BSE Mid-cap Index is trading down at 0.55% – 10,990, however BSE Small-cap Index is trading down at 0.54% – 11,569.

All BSE sectors are showing impuissance.

The Indian rupee opened up poorer by 30 paise at 66.91/$ in early trade on Friday. On the domestic front, Nikkei/Markit India Services Purchasing Managers’ Index (PMI) the assessment showed that India’s services productiveness clamber throughout November as companies continued to be negative about commercial predictions.

Services PMI index fell severely to 50.1 from October’s level of 53.2. Adding to the dip, market retained on the reoccurrence of the opinion of a US Fed rate hike. The Fed Forward rate turns are now hinting at a 79 percent possibility of 25 basis points moved rates.

The Sensex drop off affected the Indian rupee to a two-year low of 66.99 against the dollar. The Reserve Bank Governor Raghuram Rajan is aimed at fighting the crunch-like situation.

The plan for the improvement is chalked out on the basis of these points.

The latest feebleness of rupee has occurred due to external reasons, in specific, because of the expected rise of US Federal Reserve rates for the first time in the last 10 years.

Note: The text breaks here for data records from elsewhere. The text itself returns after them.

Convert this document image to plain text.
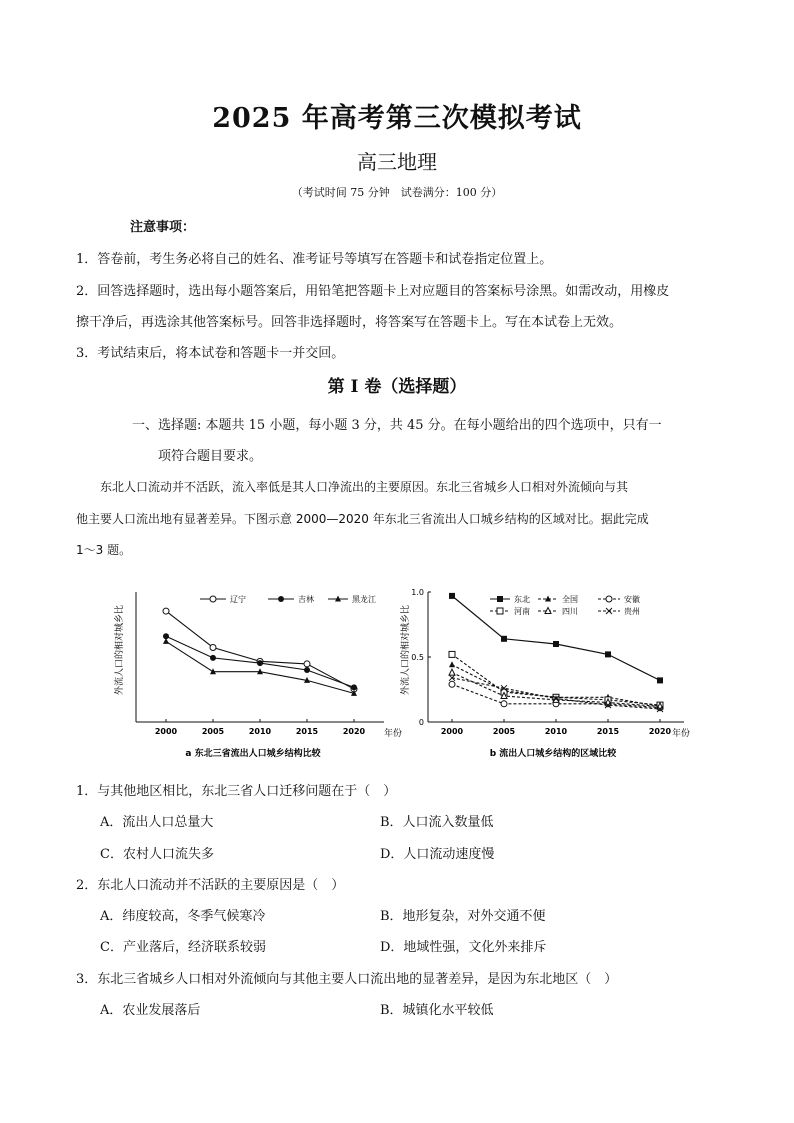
2025 年高考第三次模拟考试
高三地理
（考试时间 75 分钟　试卷满分：100 分）
注意事项：
1．答卷前，考生务必将自己的姓名、准考证号等填写在答题卡和试卷指定位置上。
2．回答选择题时，选出每小题答案后，用铅笔把答题卡上对应题目的答案标号涂黑。如需改动，用橡皮
擦干净后，再选涂其他答案标号。回答非选择题时，将答案写在答题卡上。写在本试卷上无效。
3．考试结束后，将本试卷和答题卡一并交回。
第 I 卷（选择题）
一、选择题: 本题共 15 小题，每小题 3 分，共 45 分。在每小题给出的四个选项中，只有一
项符合题目要求。
东北人口流动并不活跃，流入率低是其人口净流出的主要原因。东北三省城乡人口相对外流倾向与其
他主要人口流出地有显著差异。下图示意 2000—2020 年东北三省流出人口城乡结构的区域对比。据此完成
1～3 题。
外流人口的相对城乡比
2000	2005	2010	2015	2020
辽宁	吉林	黑龙江
年份
a 东北三省流出人口城乡结构比较
外流人口的相对城乡比
2000	2005	2010	2015	2020
0
0.5
1.0
东北	全国	安徽
河南	四川	贵州
年份
b 流出人口城乡结构的区域比较
1．与其他地区相比，东北三省人口迁移问题在于（　）
A．流出人口总量大	B．人口流入数量低
C．农村人口流失多	D．人口流动速度慢
2．东北人口流动并不活跃的主要原因是（　）
A．纬度较高，冬季气候寒冷	B．地形复杂，对外交通不便
C．产业落后，经济联系较弱	D．地域性强，文化外来排斥
3．东北三省城乡人口相对外流倾向与其他主要人口流出地的显著差异，是因为东北地区（　）
A．农业发展落后	B．城镇化水平较低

The betterment of euro currencies has also affected the rupee as it is closely tracked by India.

Trading pressure on the Indian market is as well contributing to the stress as the sectoral indices on the BSE trading is negative. Some of the important service providers have seen a low of 1 percent and 1.5 percent, specifically the Tata Consultancy (TCS), ICIC Bank and Infosys.

One of the recent obstruction is caused by the floods in Chennai as most Indian IT companies have 10-30 percent workplace based there.

Also, the S&P 500 suffered its biggest dip since late September on December 4 due to the dissatisfied performance of European Central Bank for greater stimulus.